Presburger Functional Synthesis: Complexity and Normal Forms

May 22 10:30 ₂₀₂₆

Abstract: Given a relational specification between inputs and outputs as a logic formula, the problem of functional synthesis is to automatically synthesize a function from inputs to outputs satisfying the relation. Recently, a rich line of work has emerged tackling this problem for specifications in different theories, from Boolean to general first-order logic. In this talk, we will discuss this problem for the theory of Presburger Arithmetic. We will show that Presburger Functional Synthesis (PFnS) can be solved in EXPTIME, and discusss a matching exponential lower bound. This is unlike the case for Boolean functional synthesis (BFnS), where only conditional exponential lower bounds are known. Further, we will discuss why PFnS for one input and one output variable is already as hard as BFnS in general.
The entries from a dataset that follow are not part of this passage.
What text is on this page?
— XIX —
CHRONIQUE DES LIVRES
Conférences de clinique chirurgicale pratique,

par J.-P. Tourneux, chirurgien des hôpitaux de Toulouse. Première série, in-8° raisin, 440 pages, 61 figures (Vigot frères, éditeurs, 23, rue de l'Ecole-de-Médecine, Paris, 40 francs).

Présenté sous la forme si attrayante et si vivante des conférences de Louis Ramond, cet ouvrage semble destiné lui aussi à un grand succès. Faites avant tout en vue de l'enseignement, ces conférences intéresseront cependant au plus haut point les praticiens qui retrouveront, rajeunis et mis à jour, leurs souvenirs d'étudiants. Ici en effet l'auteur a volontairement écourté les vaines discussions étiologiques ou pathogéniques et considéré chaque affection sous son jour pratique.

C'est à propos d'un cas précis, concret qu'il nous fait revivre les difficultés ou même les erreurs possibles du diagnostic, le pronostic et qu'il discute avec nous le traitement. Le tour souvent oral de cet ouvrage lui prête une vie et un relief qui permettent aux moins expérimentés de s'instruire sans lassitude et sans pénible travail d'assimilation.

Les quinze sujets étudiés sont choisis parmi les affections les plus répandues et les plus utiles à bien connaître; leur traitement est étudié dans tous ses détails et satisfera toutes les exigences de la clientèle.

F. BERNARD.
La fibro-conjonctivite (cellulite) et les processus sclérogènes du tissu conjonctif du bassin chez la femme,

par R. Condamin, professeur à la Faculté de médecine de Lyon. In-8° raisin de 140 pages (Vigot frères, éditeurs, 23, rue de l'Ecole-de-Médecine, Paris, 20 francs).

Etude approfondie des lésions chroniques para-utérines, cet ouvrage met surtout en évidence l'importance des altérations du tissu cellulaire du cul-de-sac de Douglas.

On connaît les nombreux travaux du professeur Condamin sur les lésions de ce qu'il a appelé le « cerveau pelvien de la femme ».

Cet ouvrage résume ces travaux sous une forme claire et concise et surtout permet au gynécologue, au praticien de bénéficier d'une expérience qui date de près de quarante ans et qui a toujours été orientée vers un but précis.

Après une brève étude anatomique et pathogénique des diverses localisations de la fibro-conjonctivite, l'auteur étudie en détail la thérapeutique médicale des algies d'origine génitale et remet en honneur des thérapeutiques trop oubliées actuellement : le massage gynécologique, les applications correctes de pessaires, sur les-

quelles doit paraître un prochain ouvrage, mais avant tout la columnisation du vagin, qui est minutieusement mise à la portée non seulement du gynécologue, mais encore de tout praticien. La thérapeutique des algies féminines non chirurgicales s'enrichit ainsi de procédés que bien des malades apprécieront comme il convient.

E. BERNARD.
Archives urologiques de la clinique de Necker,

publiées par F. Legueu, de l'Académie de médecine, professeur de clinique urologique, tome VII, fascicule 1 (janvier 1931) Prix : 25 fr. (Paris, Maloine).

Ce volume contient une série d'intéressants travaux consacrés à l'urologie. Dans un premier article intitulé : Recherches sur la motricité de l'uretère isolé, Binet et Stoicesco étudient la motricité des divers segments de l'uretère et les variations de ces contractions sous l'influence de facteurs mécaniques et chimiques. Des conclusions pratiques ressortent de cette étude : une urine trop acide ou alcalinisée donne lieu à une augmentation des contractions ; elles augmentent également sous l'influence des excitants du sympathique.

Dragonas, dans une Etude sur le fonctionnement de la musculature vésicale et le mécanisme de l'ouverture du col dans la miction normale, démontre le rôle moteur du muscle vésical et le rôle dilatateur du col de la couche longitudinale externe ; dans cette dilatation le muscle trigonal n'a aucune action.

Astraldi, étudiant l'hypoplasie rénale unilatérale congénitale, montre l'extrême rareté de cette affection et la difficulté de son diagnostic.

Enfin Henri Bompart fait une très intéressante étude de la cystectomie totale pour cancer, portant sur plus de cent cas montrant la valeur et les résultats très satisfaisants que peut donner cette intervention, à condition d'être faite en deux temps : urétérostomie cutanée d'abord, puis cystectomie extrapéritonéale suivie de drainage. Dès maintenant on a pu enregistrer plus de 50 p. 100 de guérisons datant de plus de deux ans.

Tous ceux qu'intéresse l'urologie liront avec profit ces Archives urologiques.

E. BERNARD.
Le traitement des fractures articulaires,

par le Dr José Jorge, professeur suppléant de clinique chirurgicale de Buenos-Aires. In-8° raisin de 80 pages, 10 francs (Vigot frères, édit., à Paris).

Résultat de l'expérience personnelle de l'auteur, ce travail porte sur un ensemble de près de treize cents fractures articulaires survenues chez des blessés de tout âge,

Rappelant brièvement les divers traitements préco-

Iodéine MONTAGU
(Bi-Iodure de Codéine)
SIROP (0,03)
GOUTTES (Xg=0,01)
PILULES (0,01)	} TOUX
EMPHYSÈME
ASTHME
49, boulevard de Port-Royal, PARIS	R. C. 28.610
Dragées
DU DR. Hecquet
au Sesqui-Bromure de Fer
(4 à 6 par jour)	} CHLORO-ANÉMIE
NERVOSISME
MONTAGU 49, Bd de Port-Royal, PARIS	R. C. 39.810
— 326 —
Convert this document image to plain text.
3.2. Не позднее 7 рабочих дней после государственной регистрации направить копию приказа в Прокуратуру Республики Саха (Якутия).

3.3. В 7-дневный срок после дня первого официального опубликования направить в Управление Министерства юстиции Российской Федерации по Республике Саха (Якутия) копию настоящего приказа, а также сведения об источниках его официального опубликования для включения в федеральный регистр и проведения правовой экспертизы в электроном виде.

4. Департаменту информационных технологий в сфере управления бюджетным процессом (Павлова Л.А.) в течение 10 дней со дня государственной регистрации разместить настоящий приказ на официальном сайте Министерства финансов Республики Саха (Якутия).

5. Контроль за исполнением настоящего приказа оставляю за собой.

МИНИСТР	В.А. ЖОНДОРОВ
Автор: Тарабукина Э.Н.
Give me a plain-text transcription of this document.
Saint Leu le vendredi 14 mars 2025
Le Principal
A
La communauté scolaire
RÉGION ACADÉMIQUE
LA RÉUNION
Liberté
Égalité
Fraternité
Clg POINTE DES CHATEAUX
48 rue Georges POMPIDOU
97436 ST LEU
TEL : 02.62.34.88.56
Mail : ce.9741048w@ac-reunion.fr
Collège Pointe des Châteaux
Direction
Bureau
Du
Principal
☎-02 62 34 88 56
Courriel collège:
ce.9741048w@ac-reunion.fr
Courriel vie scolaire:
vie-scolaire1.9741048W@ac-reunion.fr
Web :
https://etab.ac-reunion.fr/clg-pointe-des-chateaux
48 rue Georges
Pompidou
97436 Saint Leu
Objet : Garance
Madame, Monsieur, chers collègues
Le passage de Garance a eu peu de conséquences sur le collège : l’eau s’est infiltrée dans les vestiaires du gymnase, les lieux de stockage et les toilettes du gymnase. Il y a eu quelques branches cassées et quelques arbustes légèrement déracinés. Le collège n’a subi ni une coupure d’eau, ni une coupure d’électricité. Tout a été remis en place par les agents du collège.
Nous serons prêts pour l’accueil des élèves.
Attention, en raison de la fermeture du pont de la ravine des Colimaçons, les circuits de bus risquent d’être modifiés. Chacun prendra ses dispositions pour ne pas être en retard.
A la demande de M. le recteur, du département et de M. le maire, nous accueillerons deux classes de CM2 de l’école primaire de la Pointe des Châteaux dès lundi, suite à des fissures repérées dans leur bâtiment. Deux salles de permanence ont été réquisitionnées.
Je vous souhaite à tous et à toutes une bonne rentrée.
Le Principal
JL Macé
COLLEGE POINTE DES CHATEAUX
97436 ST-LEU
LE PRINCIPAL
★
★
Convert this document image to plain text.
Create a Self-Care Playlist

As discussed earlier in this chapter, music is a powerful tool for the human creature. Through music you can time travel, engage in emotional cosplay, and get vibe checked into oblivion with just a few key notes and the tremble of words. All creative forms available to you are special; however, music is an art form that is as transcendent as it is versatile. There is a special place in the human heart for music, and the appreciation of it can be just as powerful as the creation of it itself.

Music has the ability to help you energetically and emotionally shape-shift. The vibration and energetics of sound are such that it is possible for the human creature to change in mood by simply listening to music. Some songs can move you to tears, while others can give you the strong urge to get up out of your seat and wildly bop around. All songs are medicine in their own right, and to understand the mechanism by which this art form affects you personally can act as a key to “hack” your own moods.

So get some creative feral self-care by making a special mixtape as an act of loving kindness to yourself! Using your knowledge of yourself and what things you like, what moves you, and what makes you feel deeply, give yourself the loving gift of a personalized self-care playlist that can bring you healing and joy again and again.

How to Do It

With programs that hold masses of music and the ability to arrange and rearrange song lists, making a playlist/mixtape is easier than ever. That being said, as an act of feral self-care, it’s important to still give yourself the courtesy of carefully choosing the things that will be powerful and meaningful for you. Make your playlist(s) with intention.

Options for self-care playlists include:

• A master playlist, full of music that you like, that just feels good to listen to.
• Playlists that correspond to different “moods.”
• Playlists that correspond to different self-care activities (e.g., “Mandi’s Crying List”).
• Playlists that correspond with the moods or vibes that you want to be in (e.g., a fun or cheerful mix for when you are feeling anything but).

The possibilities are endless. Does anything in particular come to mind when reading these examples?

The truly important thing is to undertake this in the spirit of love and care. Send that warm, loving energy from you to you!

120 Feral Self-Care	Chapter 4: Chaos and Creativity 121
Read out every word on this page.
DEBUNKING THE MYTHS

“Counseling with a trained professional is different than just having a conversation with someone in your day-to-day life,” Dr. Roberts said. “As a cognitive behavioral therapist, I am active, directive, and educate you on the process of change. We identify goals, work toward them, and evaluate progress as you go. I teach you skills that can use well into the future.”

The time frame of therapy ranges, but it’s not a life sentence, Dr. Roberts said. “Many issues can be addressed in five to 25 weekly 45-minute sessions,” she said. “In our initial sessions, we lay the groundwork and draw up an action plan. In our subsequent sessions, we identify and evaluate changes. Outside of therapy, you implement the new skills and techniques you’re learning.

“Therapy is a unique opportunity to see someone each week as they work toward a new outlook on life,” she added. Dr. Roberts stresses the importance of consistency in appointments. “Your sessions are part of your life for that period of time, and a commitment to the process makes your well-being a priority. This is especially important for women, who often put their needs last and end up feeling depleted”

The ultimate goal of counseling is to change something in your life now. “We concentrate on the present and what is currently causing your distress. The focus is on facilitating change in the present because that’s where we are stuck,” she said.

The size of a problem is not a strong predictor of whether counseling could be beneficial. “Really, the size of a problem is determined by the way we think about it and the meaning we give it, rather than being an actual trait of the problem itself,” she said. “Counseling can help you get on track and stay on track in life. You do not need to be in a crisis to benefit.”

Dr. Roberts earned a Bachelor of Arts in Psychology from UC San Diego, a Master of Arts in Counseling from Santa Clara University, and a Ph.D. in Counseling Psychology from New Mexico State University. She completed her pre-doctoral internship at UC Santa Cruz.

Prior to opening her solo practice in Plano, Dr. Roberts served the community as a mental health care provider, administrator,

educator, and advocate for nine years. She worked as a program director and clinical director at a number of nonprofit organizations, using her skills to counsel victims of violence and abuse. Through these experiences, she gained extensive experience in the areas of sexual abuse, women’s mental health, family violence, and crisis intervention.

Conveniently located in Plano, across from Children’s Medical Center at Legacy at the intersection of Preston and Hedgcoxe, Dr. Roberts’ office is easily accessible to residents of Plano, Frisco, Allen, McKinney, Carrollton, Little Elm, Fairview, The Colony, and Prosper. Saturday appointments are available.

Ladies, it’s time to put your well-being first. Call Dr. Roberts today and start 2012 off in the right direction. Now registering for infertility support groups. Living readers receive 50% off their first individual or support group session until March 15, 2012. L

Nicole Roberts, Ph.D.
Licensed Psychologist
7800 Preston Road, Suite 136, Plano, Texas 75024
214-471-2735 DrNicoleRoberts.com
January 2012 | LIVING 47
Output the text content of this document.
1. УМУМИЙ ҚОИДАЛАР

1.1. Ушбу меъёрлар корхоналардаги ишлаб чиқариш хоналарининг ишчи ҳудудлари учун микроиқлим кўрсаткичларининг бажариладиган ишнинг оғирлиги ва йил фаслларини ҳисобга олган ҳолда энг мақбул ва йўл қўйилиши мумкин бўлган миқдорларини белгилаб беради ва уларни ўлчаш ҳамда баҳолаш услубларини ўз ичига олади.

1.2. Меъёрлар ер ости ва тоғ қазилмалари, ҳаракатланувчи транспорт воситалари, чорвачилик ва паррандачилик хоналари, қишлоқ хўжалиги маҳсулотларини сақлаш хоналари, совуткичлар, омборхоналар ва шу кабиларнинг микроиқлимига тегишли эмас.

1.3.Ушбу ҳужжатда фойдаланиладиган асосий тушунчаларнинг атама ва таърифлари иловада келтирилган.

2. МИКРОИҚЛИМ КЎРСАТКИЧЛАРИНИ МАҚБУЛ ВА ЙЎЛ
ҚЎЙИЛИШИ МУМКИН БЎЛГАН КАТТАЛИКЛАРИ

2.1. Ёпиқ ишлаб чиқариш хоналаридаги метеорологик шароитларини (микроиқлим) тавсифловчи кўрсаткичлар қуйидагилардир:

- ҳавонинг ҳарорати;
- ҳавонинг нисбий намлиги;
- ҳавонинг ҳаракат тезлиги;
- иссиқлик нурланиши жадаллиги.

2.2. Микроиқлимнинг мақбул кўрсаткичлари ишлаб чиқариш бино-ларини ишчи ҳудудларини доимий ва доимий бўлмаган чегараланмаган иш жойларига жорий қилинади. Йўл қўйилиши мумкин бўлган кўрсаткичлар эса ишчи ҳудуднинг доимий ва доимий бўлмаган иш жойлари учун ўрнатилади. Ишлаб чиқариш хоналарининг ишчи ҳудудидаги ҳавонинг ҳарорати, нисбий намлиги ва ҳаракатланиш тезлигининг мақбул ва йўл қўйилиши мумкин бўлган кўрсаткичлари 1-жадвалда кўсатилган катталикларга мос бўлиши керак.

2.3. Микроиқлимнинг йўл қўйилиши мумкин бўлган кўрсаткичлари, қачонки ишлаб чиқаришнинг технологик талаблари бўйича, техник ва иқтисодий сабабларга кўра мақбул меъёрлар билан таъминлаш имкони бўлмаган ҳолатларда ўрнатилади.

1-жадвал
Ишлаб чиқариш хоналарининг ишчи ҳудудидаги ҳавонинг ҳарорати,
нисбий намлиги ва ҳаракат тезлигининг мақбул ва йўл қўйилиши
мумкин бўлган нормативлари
Finally, we will identify a special normal form, called PSyNF, for the specification formula that guarantees polynomial-time and polynomial-size solvability of PFnS. We will discuss interesting properties of PSyNF, including how to check and compile to this form, and conditions under which any form that guarantees polynomial-time solvability of PFnS can be compiled in polynomial-time to PSyNF.

This is joint work with S. Akshay, Georg Zetsche and A.R. Balasubramanian, and appeared in KR 2025.